Können Herzbelastung und Nierenfunktion zusammenhängen?

Können Herzbelastung und Nierenfunktion zusammenhängen? Ein Blick auf die chinesische ältere Bevölkerung

Chronische Nierenerkrankungen (CKD) sind weltweit ein ernstes Gesundheitsproblem. Ein erhöhter Albumin-Kreatinin-Quotient (UACR) im Urin ist ein wichtiger Hinweis auf eine eingeschränkte Nierenfunktion und ein Risikofaktor für Herz-Kreislauf-Erkrankungen. Aber was hat die Belastung des Herzens damit zu tun? Die Rate-Pressure-Product (RPP) und der Pressure-Rate-Quotient (PRQ) sind Messwerte, die in der Medizin verwendet werden, um die Belastung des Herzens und die Reaktion des Körpers auf körperliche Anstrengung zu bewerten. Gibt es einen Zusammenhang zwischen diesen Werten und der Nierenfunktion, insbesondere bei älteren Menschen?

Diese Frage wurde in einer Studie untersucht, die Teil der REACTION-Studie (Risk Evaluation of cAncers in Chinese diabeTic Individuals: a lONgitudinal Study) war. Die Studie hatte ursprünglich den Zusammenhang zwischen Typ-2-Diabetes und Krebsrisiko in der chinesischen Bevölkerung untersucht. Für diese Analyse wurden 47.808 Teilnehmer aus sieben Regionen Chinas (Dalian, Lanzhou, Guangzhou, Luzhou, Shanghai, Zhengzhou und Wuhan) eingeschlossen. Nach dem Ausschluss von Personen mit Nierenerkrankungen, Herz-Kreislauf-Erkrankungen, Krebs und solchen mit fehlenden Daten blieben 34.333 Teilnehmer für die endgültige Analyse übrig.

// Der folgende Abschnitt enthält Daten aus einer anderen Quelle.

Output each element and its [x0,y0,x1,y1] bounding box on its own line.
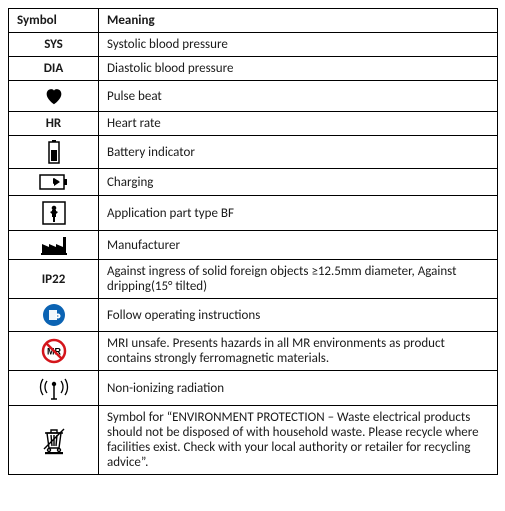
table-row: Non-ionizing radiation [9,371,498,406]
meaning-cell: Manufacturer [99,231,498,260]
table-row: Application part type BF [9,196,498,231]
symbol-cell: MR [9,332,99,371]
meaning-cell: Systolic blood pressure [99,33,498,57]
meaning-cell: Diastolic blood pressure [99,57,498,81]
symbols-table: Symbol Meaning SYS Systolic blood pressur… [8,8,498,475]
symbol-text: IP22 [42,272,66,287]
symbol-cell [9,299,99,332]
symbol-text: DIA [44,61,64,76]
type-bf-icon [41,200,67,226]
header-meaning: Meaning [99,9,498,33]
meaning-cell: Against ingress of solid foreign objects… [99,260,498,299]
meaning-cell: Application part type BF [99,196,498,231]
table-row: SYS Systolic blood pressure [9,33,498,57]
table-row: Follow operating instructions [9,299,498,332]
follow-instructions-icon [42,303,66,327]
table-header-row: Symbol Meaning [9,9,498,33]
symbol-cell [9,231,99,260]
table-row: Symbol for “ENVIRONMENT PROTECTION – Was… [9,406,498,475]
symbol-cell: SYS [9,33,99,57]
symbol-text: SYS [44,37,63,52]
meaning-cell: MRI unsafe. Presents hazards in all MR e… [99,332,498,371]
symbol-text: HR [46,116,62,131]
table-row: IP22 Against ingress of solid foreign obj… [9,260,498,299]
symbol-cell [9,196,99,231]
symbol-cell [9,81,99,112]
symbol-cell: HR [9,112,99,136]
symbol-cell [9,371,99,406]
table-row: MR MRI unsafe. Presents hazards in all MR… [9,332,498,371]
table-row: Charging [9,169,498,196]
meaning-cell: Charging [99,169,498,196]
table-row: HR Heart rate [9,112,498,136]
meaning-cell: Symbol for “ENVIRONMENT PROTECTION – Was… [99,406,498,475]
mri-unsafe-icon: MR [41,338,67,364]
symbol-cell [9,406,99,475]
meaning-cell: Non-ionizing radiation [99,371,498,406]
table-row: Manufacturer [9,231,498,260]
manufacturer-icon [41,235,67,255]
header-symbol: Symbol [9,9,99,33]
symbol-cell: DIA [9,57,99,81]
heart-icon [43,85,65,107]
table-row: Battery indicator [9,136,498,169]
table-row: DIA Diastolic blood pressure [9,57,498,81]
symbol-cell [9,136,99,169]
battery-icon [47,140,61,164]
non-ionizing-icon [39,375,69,401]
symbol-cell: IP22 [9,260,99,299]
charging-icon [39,173,69,191]
symbol-cell [9,169,99,196]
table-row: Pulse beat [9,81,498,112]
meaning-cell: Battery indicator [99,136,498,169]
meaning-cell: Pulse beat [99,81,498,112]
meaning-cell: Follow operating instructions [99,299,498,332]
meaning-cell: Heart rate [99,112,498,136]
weee-icon [41,425,67,455]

Die Studie sammelte Daten zu verschiedenen Faktoren wie Geschlecht, Alter, Rauchen, Alkoholkonsum, Körpergröße, Gewicht, Taillenumfang, Hüftumfang, Cholesterinwerten, Leberwerten, Blutzuckerwerten und dem UACR. Die Teilnehmer wurden in zwei Gruppen eingeteilt: eine normale Gruppe (UACR <30 mg/g) und eine Albuminurie-Gruppe (UACR ≥30 mg/g). RPP wurde als Produkt des systolischen Blutdrucks (SBP) und der Herzfrequenz (HR) berechnet, während PRQ als Mittelwert des arteriellen Drucks (MAP) geteilt durch die Herzfrequenz definiert wurde. Die Teilnehmer wurden weiter in vier Gruppen basierend auf den RPP/PRQ-Perzentilen (<25%, 25%–50%, 50%–75% und ≥75%) eingeteilt.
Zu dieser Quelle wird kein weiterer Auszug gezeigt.